In the 1830's, James Camak began a textile mill. It was
first known as the Camak Factory, but its name was changed to the Princeton
Factory in 1834. He was a director of the Branch Bank of the State of Georgia
when it was established in Athens.
James Camak was instrumental in the promotion and
incorporation of the Georgia Railroad, the first railroad in Georgia (and only
the third in the country). It was in the library of the Camak House that the
incorporators met, on March 10, 1834, to accept the charter of the Georgia
Railroad. James Camak was elected as its first president.
Politically, Camak was a member of the Troup Party in
the 1830's, while it was in the majority. Among other things, he laid out the
Oconee Hill Cemetery, and he was a member of the team that surveyed the
boundary between Georgia and Tennessee. In addition to his business concerns,
James Camak was the head editor of the Southern Cultivator magazine and was
instrumental in establishing the county's first agricultural society in 1845.
He often experimented with new varieties of grasses, grapes, and plums on his
land around his house until his death in 1847. Descendants of the Camak family
remained in the house until 1947.
Today, the Camak House is located on a four-acre
city block in Athens that is bounded by Meigs, Finley, Hancock, and Newton
Streets. Originally, however, the property line continued northward to Prince
Avenue, and was the first house built in the Prince Avenue area of Athens. In
the early 1900's, Meigs Street was cut across the property and the land between
Meigs Street and Prince Avenue was purchased by The Coca-Cola Bottling
Company.
The Camak House and remaining property stayed in the
family until 1949, when the house and grounds were sold to the Mount Vernon
Lodge No. 22 of the Masons. The Masons did extensive renovations on the house,
altering original floor plans on each of the floors, and substantially
destroying the original floor plans on the basement and top stories.
The Masons used the Camak house as their lodge until
1979, when The Coca-Cola Bottling Company bought the property. The Coca-Cola
Bottling Company used the house for storage and also constructed a sand and
gravel parking lot for its trucks on the eastern third of the
tract.
In 1992, the Georgia Trust for Historic
Preservation acquired the house and the 2.8 acres of the block not included in
The Coca-Cola Bottling Company's parking lot. Late that year, the house was
purchased by the Athens law firm now known as WINBURN, LEWIS & STOLZ, LLP.

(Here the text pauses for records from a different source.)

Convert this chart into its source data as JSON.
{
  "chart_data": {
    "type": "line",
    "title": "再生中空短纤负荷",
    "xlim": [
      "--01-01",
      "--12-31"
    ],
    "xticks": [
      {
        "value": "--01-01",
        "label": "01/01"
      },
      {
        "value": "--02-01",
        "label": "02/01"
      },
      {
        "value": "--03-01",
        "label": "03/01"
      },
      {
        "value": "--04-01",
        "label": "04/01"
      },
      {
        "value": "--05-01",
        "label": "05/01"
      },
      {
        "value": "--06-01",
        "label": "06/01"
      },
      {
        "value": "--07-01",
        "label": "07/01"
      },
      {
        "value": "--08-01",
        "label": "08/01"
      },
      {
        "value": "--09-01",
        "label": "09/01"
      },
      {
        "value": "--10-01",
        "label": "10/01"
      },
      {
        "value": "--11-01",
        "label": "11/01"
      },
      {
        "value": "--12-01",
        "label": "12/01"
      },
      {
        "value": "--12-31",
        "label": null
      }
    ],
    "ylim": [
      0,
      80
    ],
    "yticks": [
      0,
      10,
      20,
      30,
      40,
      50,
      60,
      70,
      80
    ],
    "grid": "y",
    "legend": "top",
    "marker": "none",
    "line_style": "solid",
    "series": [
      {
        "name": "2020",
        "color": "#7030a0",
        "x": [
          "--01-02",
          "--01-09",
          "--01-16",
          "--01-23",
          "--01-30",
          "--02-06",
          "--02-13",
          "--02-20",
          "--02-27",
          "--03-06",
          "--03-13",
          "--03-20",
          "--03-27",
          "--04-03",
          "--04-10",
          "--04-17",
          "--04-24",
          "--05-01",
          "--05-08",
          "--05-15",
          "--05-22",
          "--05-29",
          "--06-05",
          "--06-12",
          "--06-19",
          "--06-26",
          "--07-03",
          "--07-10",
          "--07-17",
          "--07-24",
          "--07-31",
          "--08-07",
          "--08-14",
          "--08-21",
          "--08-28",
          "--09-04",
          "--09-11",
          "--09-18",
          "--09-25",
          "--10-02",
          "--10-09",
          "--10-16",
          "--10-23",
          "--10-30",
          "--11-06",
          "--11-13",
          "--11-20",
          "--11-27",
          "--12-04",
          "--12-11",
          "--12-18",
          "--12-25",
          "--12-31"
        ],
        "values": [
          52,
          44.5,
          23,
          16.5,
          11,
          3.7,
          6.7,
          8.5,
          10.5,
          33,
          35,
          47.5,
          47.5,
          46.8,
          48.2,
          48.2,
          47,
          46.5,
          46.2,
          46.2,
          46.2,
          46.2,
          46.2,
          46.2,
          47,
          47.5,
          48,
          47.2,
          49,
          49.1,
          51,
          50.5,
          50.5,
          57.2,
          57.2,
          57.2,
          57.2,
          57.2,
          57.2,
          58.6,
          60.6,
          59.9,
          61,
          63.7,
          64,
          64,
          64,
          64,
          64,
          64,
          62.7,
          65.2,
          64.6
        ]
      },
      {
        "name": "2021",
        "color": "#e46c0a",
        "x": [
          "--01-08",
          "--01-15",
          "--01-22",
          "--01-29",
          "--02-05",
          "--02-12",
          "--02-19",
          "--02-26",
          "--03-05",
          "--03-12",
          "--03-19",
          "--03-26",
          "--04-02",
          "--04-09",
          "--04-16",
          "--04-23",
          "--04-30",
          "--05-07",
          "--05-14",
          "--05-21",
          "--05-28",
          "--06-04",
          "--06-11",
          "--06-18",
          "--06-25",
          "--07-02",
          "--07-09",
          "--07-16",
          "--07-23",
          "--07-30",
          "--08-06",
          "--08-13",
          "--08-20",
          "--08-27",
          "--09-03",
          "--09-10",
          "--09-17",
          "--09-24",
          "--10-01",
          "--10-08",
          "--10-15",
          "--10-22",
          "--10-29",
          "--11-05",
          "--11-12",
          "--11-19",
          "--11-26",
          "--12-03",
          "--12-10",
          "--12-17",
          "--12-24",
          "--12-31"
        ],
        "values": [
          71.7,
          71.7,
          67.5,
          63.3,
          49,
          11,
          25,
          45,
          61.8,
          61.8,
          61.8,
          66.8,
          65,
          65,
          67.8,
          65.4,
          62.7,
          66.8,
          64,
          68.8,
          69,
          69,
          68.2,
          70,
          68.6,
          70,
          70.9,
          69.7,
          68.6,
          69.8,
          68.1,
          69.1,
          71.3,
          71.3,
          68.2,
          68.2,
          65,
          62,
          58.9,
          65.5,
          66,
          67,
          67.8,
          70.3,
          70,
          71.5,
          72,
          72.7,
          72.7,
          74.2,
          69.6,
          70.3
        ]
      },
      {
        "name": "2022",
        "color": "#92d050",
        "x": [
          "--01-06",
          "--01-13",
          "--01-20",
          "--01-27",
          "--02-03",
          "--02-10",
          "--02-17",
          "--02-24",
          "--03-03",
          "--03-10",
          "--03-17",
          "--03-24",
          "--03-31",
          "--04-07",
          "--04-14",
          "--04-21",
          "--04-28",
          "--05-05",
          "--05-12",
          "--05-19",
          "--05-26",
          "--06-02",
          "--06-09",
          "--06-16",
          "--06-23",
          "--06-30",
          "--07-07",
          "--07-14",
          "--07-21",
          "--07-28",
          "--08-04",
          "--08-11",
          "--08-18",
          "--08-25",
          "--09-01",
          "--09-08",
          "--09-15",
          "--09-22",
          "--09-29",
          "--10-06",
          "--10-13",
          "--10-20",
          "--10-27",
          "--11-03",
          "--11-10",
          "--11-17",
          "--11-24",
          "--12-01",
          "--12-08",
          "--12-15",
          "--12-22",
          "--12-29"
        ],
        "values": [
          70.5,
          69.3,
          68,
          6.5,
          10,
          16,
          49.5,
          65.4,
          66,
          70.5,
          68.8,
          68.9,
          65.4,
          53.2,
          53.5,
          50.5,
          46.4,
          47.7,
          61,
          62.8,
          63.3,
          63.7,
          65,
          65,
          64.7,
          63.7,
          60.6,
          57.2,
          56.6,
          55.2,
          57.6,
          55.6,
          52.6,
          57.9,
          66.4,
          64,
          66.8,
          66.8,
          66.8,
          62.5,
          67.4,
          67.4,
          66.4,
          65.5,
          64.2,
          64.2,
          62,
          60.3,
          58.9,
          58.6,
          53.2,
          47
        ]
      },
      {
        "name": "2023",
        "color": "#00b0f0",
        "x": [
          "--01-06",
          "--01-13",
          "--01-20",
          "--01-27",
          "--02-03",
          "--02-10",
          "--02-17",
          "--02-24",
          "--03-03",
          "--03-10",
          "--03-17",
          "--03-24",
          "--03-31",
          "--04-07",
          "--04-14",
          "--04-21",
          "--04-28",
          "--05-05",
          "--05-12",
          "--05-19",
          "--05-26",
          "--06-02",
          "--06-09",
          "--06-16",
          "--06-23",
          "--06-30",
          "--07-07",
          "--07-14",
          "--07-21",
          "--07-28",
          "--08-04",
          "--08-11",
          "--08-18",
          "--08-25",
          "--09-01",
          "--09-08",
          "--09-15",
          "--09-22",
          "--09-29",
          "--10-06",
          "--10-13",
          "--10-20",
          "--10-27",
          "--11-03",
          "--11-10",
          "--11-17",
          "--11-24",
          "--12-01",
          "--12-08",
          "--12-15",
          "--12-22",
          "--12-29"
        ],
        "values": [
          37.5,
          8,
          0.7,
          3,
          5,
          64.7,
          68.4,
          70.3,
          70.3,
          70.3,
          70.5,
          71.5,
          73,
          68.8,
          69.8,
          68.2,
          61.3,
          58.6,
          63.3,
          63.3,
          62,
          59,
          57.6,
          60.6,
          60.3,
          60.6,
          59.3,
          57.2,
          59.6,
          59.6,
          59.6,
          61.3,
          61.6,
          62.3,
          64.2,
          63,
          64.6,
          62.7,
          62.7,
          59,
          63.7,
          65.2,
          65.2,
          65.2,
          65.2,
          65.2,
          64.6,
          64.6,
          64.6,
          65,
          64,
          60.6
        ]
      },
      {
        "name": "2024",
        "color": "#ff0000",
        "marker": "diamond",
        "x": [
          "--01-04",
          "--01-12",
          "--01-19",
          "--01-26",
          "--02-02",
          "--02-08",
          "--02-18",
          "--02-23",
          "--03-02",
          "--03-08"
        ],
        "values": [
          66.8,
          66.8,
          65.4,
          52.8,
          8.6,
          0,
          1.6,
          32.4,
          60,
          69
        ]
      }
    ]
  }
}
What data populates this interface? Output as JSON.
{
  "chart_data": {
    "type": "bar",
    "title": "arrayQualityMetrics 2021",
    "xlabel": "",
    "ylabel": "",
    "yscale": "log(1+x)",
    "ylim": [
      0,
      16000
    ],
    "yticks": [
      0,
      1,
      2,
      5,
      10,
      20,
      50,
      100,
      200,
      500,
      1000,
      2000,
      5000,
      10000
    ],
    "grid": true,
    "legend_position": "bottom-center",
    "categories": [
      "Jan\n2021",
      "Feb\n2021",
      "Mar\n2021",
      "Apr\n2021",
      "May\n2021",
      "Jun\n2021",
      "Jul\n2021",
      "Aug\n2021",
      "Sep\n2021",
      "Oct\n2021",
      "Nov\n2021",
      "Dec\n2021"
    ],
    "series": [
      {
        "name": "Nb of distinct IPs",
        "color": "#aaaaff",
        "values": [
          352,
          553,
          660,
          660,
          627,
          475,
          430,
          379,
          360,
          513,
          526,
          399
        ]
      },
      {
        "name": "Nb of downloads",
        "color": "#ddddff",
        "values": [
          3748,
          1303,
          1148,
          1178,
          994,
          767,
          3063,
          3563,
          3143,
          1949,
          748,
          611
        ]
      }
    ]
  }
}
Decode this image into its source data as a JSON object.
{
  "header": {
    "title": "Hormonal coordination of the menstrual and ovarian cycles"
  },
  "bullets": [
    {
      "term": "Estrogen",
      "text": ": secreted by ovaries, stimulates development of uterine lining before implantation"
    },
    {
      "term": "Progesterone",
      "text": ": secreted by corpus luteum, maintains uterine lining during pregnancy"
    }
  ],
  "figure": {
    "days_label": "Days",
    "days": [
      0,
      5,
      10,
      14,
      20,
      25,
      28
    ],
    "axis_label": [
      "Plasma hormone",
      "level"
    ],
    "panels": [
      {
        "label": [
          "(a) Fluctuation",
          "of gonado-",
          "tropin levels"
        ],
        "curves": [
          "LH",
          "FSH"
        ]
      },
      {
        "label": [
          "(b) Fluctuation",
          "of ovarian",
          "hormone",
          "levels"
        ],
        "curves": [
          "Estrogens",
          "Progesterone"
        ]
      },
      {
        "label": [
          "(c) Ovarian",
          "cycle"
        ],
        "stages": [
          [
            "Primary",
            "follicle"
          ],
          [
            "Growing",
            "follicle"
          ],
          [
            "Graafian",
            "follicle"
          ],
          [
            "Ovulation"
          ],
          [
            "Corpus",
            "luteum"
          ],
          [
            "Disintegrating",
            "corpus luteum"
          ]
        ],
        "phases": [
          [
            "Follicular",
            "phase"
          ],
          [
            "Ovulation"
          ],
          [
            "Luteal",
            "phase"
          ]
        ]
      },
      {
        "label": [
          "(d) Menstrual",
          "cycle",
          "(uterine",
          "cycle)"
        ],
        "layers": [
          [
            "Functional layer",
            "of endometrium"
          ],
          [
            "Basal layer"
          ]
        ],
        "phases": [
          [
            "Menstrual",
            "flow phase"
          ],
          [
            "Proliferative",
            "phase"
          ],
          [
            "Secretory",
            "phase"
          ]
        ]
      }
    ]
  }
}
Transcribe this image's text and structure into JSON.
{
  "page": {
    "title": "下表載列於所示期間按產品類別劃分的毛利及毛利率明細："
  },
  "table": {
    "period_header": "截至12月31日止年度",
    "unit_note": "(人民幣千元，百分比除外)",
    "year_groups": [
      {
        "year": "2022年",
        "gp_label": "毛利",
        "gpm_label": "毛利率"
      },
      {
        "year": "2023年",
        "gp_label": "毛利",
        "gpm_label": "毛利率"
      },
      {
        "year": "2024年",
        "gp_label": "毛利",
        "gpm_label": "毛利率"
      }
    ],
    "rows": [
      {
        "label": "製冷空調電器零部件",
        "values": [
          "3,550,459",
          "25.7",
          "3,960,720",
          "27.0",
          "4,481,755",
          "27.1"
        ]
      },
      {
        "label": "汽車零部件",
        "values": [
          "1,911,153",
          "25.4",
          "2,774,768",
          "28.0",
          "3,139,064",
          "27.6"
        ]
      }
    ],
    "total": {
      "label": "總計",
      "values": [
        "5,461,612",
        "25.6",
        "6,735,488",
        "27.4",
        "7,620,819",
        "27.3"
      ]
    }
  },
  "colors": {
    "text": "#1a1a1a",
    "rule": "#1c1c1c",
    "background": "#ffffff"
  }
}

Extensive restorations began shortly thereafter, and, in December of 1993, the
law firm relocated its offices from College Avenue to the Camak
House.
The Camak House is one of the oldest houses still
existing in Athens and one of only a few homes built in the Federal Style. It
was listed in the Historic American Buildings Survey (HABS) catalogue in 1936.
The Camak House and the entire four-acre city block was placed on The National
Register of Historic Places in 1975.
Thereafter, in 1990, the house and a .648 tract
immediately surrounding it was designated as an historic landmark under the
Athens Historic Preservation Ordinance and placed under the protection of the
Athens Historic Preservation Commission.